We visited Singapore’s museum of corruption last week.
Yes, Singapore has a museum of corruption, as do Thailand and the Ukraine (I’ve also read that they have one that will focus on political corruption planned for Albany, New York, which seems entirely fitting). Singapore’s museum is called the Corruption Reporting Heritage Centre:
This tiny building actually serves a dual purpose: you can learn about Singapore’s anti-corruption campaigns, but you can also report suspected corruption in your workplace or government. They have a machine right outside the door that will allow you to register a corruption complaint without ever walking inside. And inside, they’ll teach you (in inadequate detail, to my mind) about what happens once you have filed a concern:
Clamping down on corruption was a major initiative for Singapore’s fearless leader, Prime Minister Lee Kuan Yew, who wanted to make Singapore an Asian country that would be safe for and attractive to foreign companies. He made tougher laws, gave the anti-corruption bureau its own new office space, transferred oversight of the bureau to his own office, and encouraged public watchfulness:
The museum itself is tidy and about the size of our apartment (900 square feet, give or take a bit). A screen that purports to teach you about the history of corruption control in Singapore teaches you that the Corruption Practices Investigation Bureau, one of the oldest anti-corruption organizations in the world, was founded by the Brits in 1952. Unfortunately, the history display is like a giant web page — it’s just a lot of picking from a bunch of options on a screen and then reading whatever comes up. The history pages offer a bunch of “fun facts” that aren’t necessarily fun or historical. But I did like that one of the bureau’s initial emblems was eventually discarded because it looked too much like the logo of a local biscuit company.
The whole museum is dominated by screens — lots and lots of them.
I found most of these “exhibits” painfully vague, but I did appreciate the maps that show corruption around the world …
… and that let you know in large letters that Singapore is the sixth-least corrupt place you can be (clearly we have to figure out what New Zealand is doing right, but we’re about ten thousand light years ahead of Malaysia).

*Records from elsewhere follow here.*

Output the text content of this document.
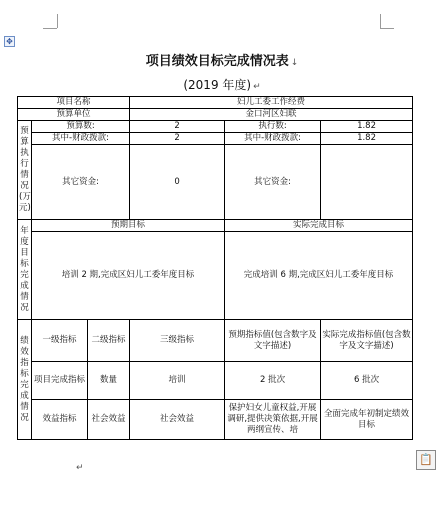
✥
项目绩效目标完成情况表 ↓
(2019 年度) ↵
项目名称			妇儿工委工作经费		
预算单位			金口河区妇联		
预算执行情况(万元)	预算数:		2	执行数:	1.82
	其中-财政拨款:		2	其中-财政拨款:	1.82
	其它资金:		0	其它资金:	
年度目标完成情况	预期目标			实际完成目标	
	培训 2 期,完成区妇儿工委年度目标			完成培训 6 期,完成区妇儿工委年度目标	
绩效指标完成情况	一级指标	二级指标	三级指标	预期指标值(包含数字及文字描述)	实际完成指标值(包含数字及文字描述)
	项目完成指标	数量	培训	2 批次	6 批次
	效益指标	社会效益	社会效益	保护妇女儿童权益,开展调研,提供决策依据,开展两纲宣传、培	全面完成年初制定绩效目标
📋
↵
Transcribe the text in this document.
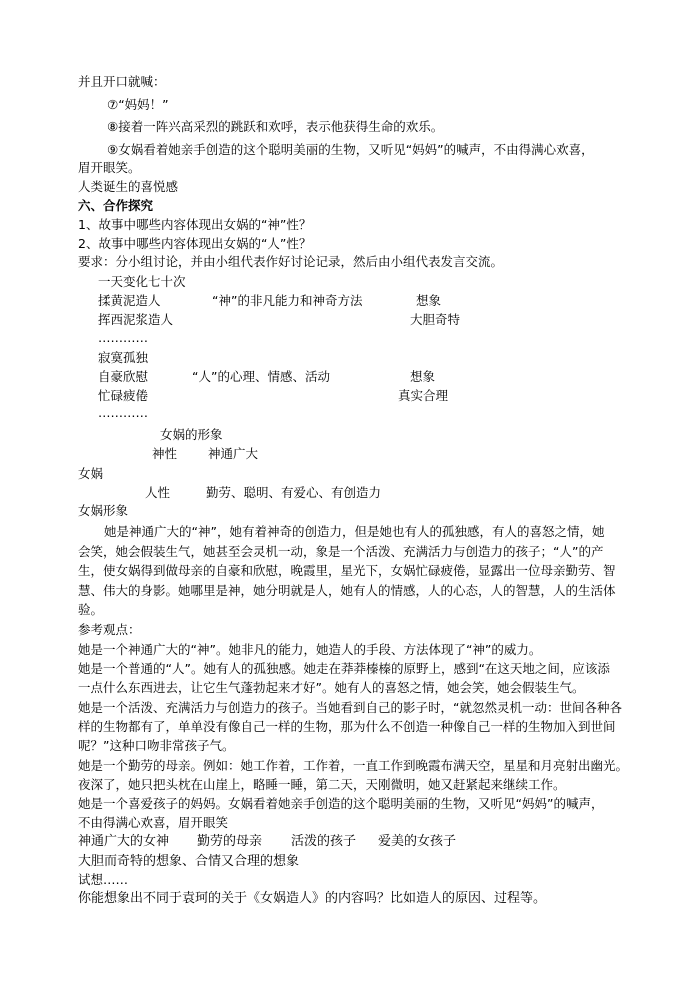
并且开口就喊：
⑦“妈妈！”
⑧接着一阵兴高采烈的跳跃和欢呼，表示他获得生命的欢乐。
⑨女娲看着她亲手创造的这个聪明美丽的生物，又听见“妈妈”的喊声，不由得满心欢喜，
眉开眼笑。
人类诞生的喜悦感
六、合作探究
1、故事中哪些内容体现出女娲的“神”性？
2、故事中哪些内容体现出女娲的“人”性？
要求：分小组讨论，并由小组代表作好讨论记录，然后由小组代表发言交流。
一天变化七十次
揉黄泥造人	“神”的非凡能力和神奇方法	想象
挥西泥浆造人	大胆奇特
…………
寂寞孤独
自豪欣慰	“人”的心理、情感、活动	想象
忙碌疲倦	真实合理
…………
女娲的形象
神性 神通广大
女娲
人性	勤劳、聪明、有爱心、有创造力
女娲形象
她是神通广大的“神”，她有着神奇的创造力，但是她也有人的孤独感，有人的喜怒之情，她
会笑，她会假装生气，她甚至会灵机一动，象是一个活泼、充满活力与创造力的孩子；“人”的产
生，使女娲得到做母亲的自豪和欣慰，晚霞里，星光下，女娲忙碌疲倦，显露出一位母亲勤劳、智
慧、伟大的身影。她哪里是神，她分明就是人，她有人的情感，人的心态，人的智慧，人的生活体
验。
参考观点：
她是一个神通广大的“神”。她非凡的能力，她造人的手段、方法体现了“神”的威力。
她是一个普通的“人”。她有人的孤独感。她走在莽莽榛榛的原野上，感到“在这天地之间，应该添
一点什么东西进去，让它生气蓬勃起来才好”。她有人的喜怒之情，她会笑，她会假装生气。
她是一个活泼、充满活力与创造力的孩子。当她看到自己的影子时，“就忽然灵机一动：世间各种各
样的生物都有了，单单没有像自己一样的生物，那为什么不创造一种像自己一样的生物加入到世间
呢？”这种口吻非常孩子气。
她是一个勤劳的母亲。例如：她工作着，工作着，一直工作到晚霞布满天空，星星和月亮射出幽光。
夜深了，她只把头枕在山崖上，略睡一睡，第二天，天刚微明，她又赶紧起来继续工作。
她是一个喜爱孩子的妈妈。女娲看着她亲手创造的这个聪明美丽的生物，又听见“妈妈”的喊声，
不由得满心欢喜，眉开眼笑
神通广大的女神 勤劳的母亲 活泼的孩子 爱美的女孩子
大胆而奇特的想象、合情又合理的想象
试想……
你能想象出不同于袁珂的关于《女娲造人》的内容吗？比如造人的原因、过程等。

The museum has a very long “game” that you can play (also on screens), which gives you five suspects and requires you to guess who engaged in corrupt business practices. Maybe a ten-year-old would like it, but I’d be surprised — it doesn’t move very fast.
My disappointment at the museum’s blandness turned around when we got to the second room. Here, they have actual artifacts from past Singapore corruption cases, like these lottery balls that were rigged to win.
We spent most of our time at the screens that allowed us to read about various acts of corruption, ranging from business ventures to gaming syndicates …
… to soccer match fixing:
I would not return to this museum, nor would I jump to recommend it to anyone. But I’m glad I went, if only to satisfy my intense curiosity about what might be inside.